Mengaku blogger tapi tak punya blog pribadi. Begitu kalimat yang acapkali menggoda pikiran saya. Godaan itu muncul ketika nama saya ditampilkan dalam banner sebagai juri lomba blog atau pembicara tentang penulisan blog. Atribut 'jabatan' yang tertulis setelah nama saya memang blogger dan penulis lepas.Â
Sebenarnya, sekira tiga tahun lalu, saya pernah punya blog pribadi. Blog tersebut juga sempat 'hidup' selama beberapa waktu. Sejujurnya, saya tertarik punya blog pribadi karena tergoda dengan banyaknya lomba penulisan yang dikhususkan untuk blog pribadi. Sementara platform "blog keroyokan" seperti Kompasiana tidak diperbolehkan.
Namun, karena berbagai pertimbangan, saya lantas memutuskan untuk hanya menulis di Kompasiana. Kini, setelah beberapa tahun tak pernah dikunjungi, ibarat rumah, blog pribadi saya itu pastinya sudah berdebu. Bahkan, tak hanya penuh debu, mungkin sudah penuh sarang laba-laba. Atau juga ditumbuhi semak belukar karena saking lamanya tidak dikunjungi.
Kenapa lebih memilih Kompasiana dibanding blog pribadi?
Dulu, pertimbangan saya memilih Kompasiana dibanding blog pribadi, sederhana saja.
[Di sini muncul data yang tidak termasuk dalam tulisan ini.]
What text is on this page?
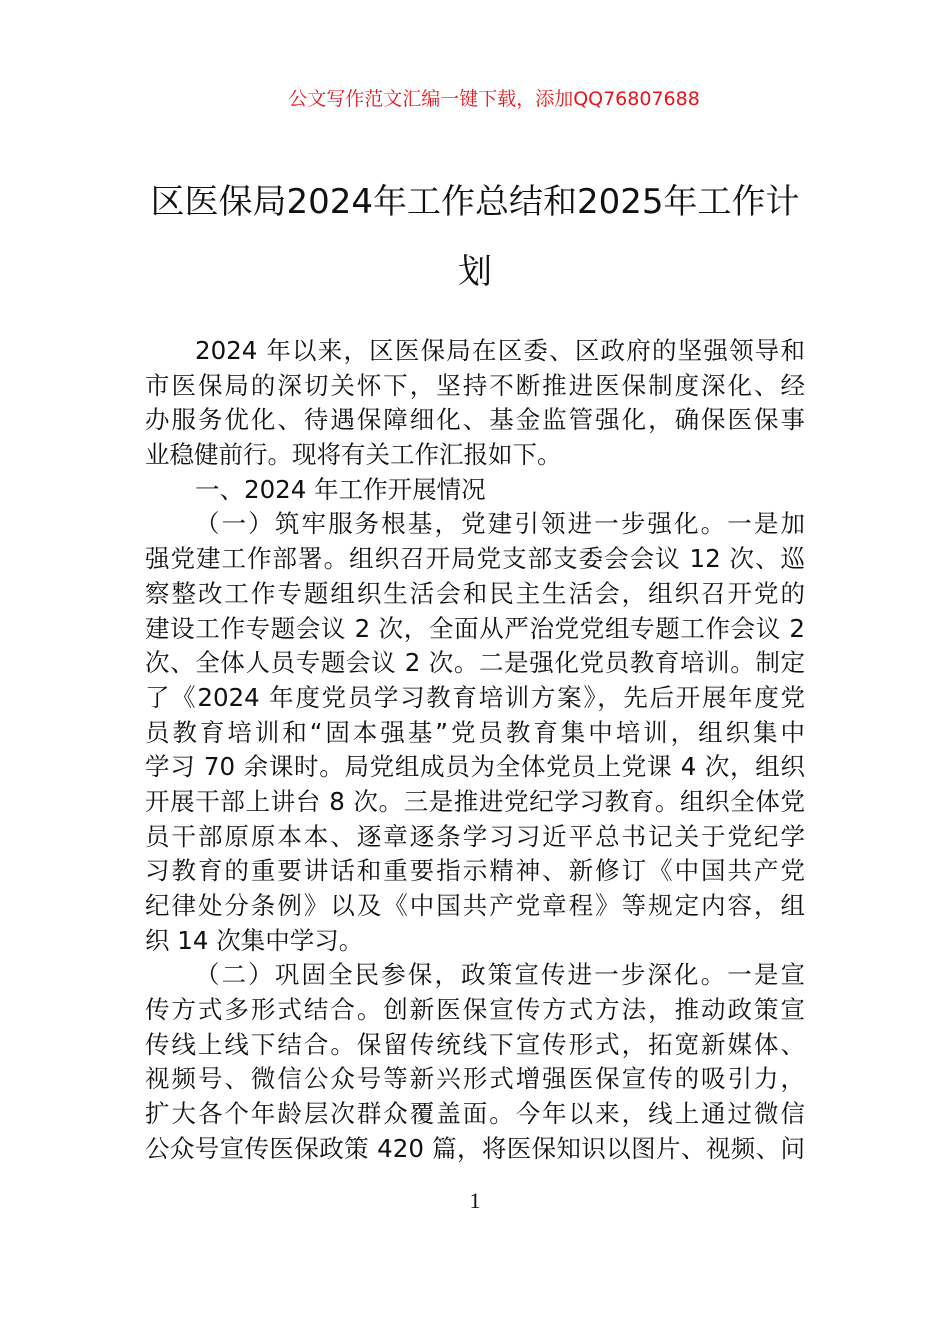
公文写作范文汇编一键下载，添加QQ76807688
区医保局2024年工作总结和2025年工作计
划
2024 年以来，区医保局在区委、区政府的坚强领导和
市医保局的深切关怀下，坚持不断推进医保制度深化、经
办服务优化、待遇保障细化、基金监管强化，确保医保事
业稳健前行。现将有关工作汇报如下。
一、2024 年工作开展情况
（一）筑牢服务根基，党建引领进一步强化。一是加
强党建工作部署。组织召开局党支部支委会会议 12 次、巡
察整改工作专题组织生活会和民主生活会，组织召开党的
建设工作专题会议 2 次，全面从严治党党组专题工作会议 2
次、全体人员专题会议 2 次。二是强化党员教育培训。制定
了《2024 年度党员学习教育培训方案》，先后开展年度党
员教育培训和“固本强基”党员教育集中培训，组织集中
学习 70 余课时。局党组成员为全体党员上党课 4 次，组织
开展干部上讲台 8 次。三是推进党纪学习教育。组织全体党
员干部原原本本、逐章逐条学习习近平总书记关于党纪学
习教育的重要讲话和重要指示精神、新修订《中国共产党
纪律处分条例》以及《中国共产党章程》等规定内容，组
织 14 次集中学习。
（二）巩固全民参保，政策宣传进一步深化。一是宣
传方式多形式结合。创新医保宣传方式方法，推动政策宣
传线上线下结合。保留传统线下宣传形式，拓宽新媒体、
视频号、微信公众号等新兴形式增强医保宣传的吸引力，
扩大各个年龄层次群众覆盖面。今年以来，线上通过微信
公众号宣传医保政策 420 篇，将医保知识以图片、视频、问
1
Pertama, saya lebih dulu menulis di Kompasiana. Saya mulai menulis di 'rumah ini' pada akhir tahun 2010. Sementara blog pribadi baru beberapa tahun kemudian. Karenanya, ada rasa cinta lebih kepada Kompasiana dibanding blog pribadi.
Kedua, tulisan-tulisan yang saya posting di blog pribadi, hampir sama dengan yang saya unggah lebih dulu di Kompasiana. Sebab, karena waktu banyak tersita untuk rutinitas kerja di kantor, sulit membuat dua tulisan berbeda untuk dua 'rumah'. Karenanya, bila tulisannya sama, saya lantas berpikir "mengapa harus 'bermain' di dua rumah?". Jadilah menulisnya di Kompasiana saja.
Ketiga, tujuan menulis tentunya agar tulisannya bisa dibaca orang lain. Soal apakah tulisannya bisa menginspirasi, mengedukasi, menginformasi, ataupun menghibur pembaca, itu tahapan berikutnya. Terpenting tulisannya ada yang (banyak) membaca dulu. Merujuk tujuan ini, saya merasakan kenikmatan lebih ketika menulis di Kompasiana dibandingkan di blog pribadi.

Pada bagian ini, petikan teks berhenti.